Начало моей редакторской карьеры совпало с открытием ресторана Mr Chow, и это «звездное» мероприятие Майкл совместил с днем рождения Женевьев Уэйт, популярной старлетки с детским голосом. Праздничный торт внесли в зал, когда часы пробили полночь.
Вскоре в ресторан потянулись знаменитости и, что еще важнее, ведущие художники того времени. Это была блестящая идея Майкла – кормить их бесплатно в расчете на то, что они подарят некоторые свои работы ресторану, который стал бы идеальным местом для их экспозиции. Я тоже внесла свой вклад в премьеру: проследила за тем, чтобы самые известные художники доставили готовые картины к началу торжественной церемонии. Американец Джим Дайн создал серию рисованных сердец. Английский поп-художник Питер Блейк представил графическое изображение двух борцов начала века с Майклом в роли тренера. Клас Олденбург и Патрик Проктор подарили несколько своих гравюр. Клайв Баркер отлил из бронзы трех пекинских уток, которые до сих пор висят под потолком обеденного зала на нижнем этаже. Портрет Майкла работы Дэвида Хокни украсил собой фирменный спичечный коробок ресторана (я присутствовала на первом сеансе, когда Майкл позировал для этого портрета, но чем-то так не угодила художнику, что тот в гневе разорвал набросок и настоял, чтобы в следующий раз Майкл пришел один).
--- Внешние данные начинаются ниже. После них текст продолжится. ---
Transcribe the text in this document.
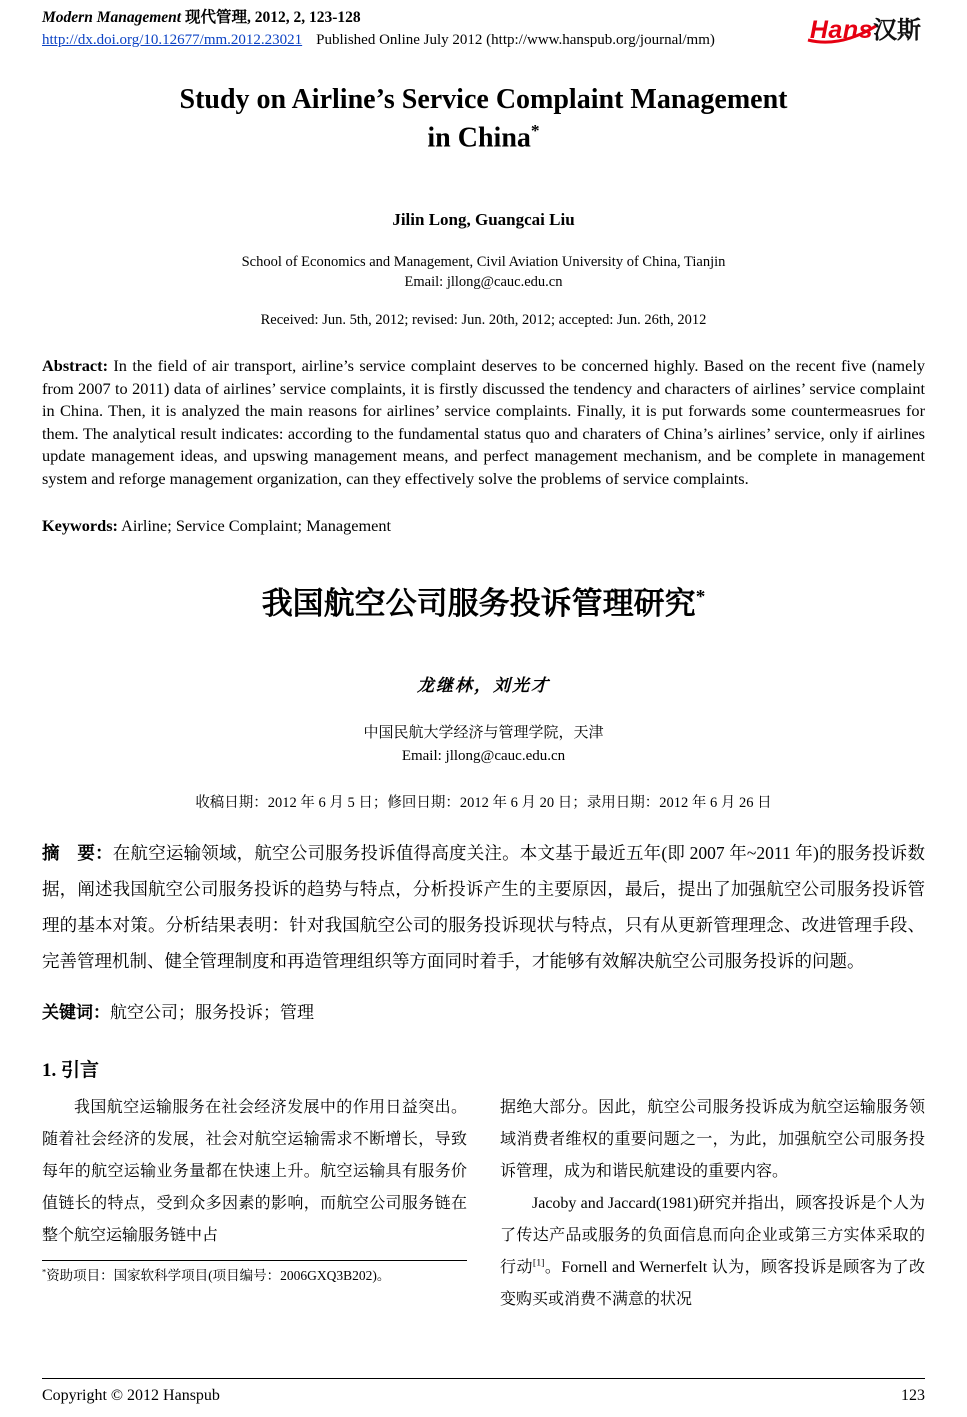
Modern Management 现代管理, 2012, 2, 123-128
http://dx.doi.org/10.12677/mm.2012.23021 Published Online July 2012 (http://www.hanspub.org/journal/mm)	Hans汉斯
Study on Airline’s Service Complaint Management
in China*
Jilin Long, Guangcai Liu
School of Economics and Management, Civil Aviation University of China, Tianjin
Email: jllong@cauc.edu.cn
Received: Jun. 5th, 2012; revised: Jun. 20th, 2012; accepted: Jun. 26th, 2012
Abstract: In the field of air transport, airline’s service complaint deserves to be concerned highly. Based on the recent five (namely from 2007 to 2011) data of airlines’ service complaints, it is firstly discussed the tendency and characters of airlines’ service complaint in China. Then, it is analyzed the main reasons for airlines’ service complaints. Finally, it is put forwards some countermeasrues for them. The analytical result indicates: according to the fundamental status quo and charaters of China’s airlines’ service, only if airlines update management ideas, and upswing management means, and perfect management mechanism, and be complete in management system and reforge management organization, can they effectively solve the problems of service complaints.
Keywords: Airline; Service Complaint; Management
我国航空公司服务投诉管理研究*
龙继林，刘光才
中国民航大学经济与管理学院，天津
Email: jllong@cauc.edu.cn
收稿日期：2012 年 6 月 5 日；修回日期：2012 年 6 月 20 日；录用日期：2012 年 6 月 26 日
摘　要：在航空运输领域，航空公司服务投诉值得高度关注。本文基于最近五年(即 2007 年~2011 年)的服务投诉数据，阐述我国航空公司服务投诉的趋势与特点，分析投诉产生的主要原因，最后，提出了加强航空公司服务投诉管理的基本对策。分析结果表明：针对我国航空公司的服务投诉现状与特点，只有从更新管理理念、改进管理手段、完善管理机制、健全管理制度和再造管理组织等方面同时着手，才能够有效解决航空公司服务投诉的问题。
关键词：航空公司；服务投诉；管理
1. 引言

我国航空运输服务在社会经济发展中的作用日益突出。随着社会经济的发展，社会对航空运输需求不断增长，导致每年的航空运输业务量都在快速上升。航空运输具有服务价值链长的特点，受到众多因素的影响，而航空公司服务链在整个航空运输服务链中占

*资助项目：国家软科学项目(项目编号：2006GXQ3B202)。

据绝大部分。因此，航空公司服务投诉成为航空运输服务领域消费者维权的重要问题之一，为此，加强航空公司服务投诉管理，成为和谐民航建设的重要内容。

Jacoby and Jaccard(1981)研究并指出，顾客投诉是个人为了传达产品或服务的负面信息而向企业或第三方实体采取的行动[1]。Fornell and Wernerfelt 认为，顾客投诉是顾客为了改变购买或消费不满意的状况

Copyright © 2012 Hanspub	123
Позже художники Эд Рушей, Джулиан Шнабель и Жан-Мишель Баския помогали оформлять филиалы Mr Chow в Лос-Анджелесе и Нью-Йорке, пополнив своими полотнами роскошную художественную коллекцию, которая по нынешним меркам тянет на целое состояние.
К тому времени мы с Майклом переехали на новое место жительства и осваивали причудливое, в духе Диккенса, серое кирпичное здание на вовсе не престижной окраине Фулхэма. Думаю, Майклу не терпелось показать свое мастерство архитектора, потому что он просто выпотрошил дом и сделал его ультрасовременным – с обилием белого пространства, винтовыми лестницами и гигантскими произведениями поп-арта. (Позже, уже в следующем браке, он устроил на нижнем этаже бассейн, который начинался на кухне.) Естественно, нас всегда фотографировали дома, в окружении наших новомодных интерьерных решений, как одну из самых ярких пар Лондона: он – крутой молодой ресторатор, небрежно раскачивающийся в гамаке, и я – утонченный стилист, примостившаяся на гигантской копии банки супа «Кэмпбелл».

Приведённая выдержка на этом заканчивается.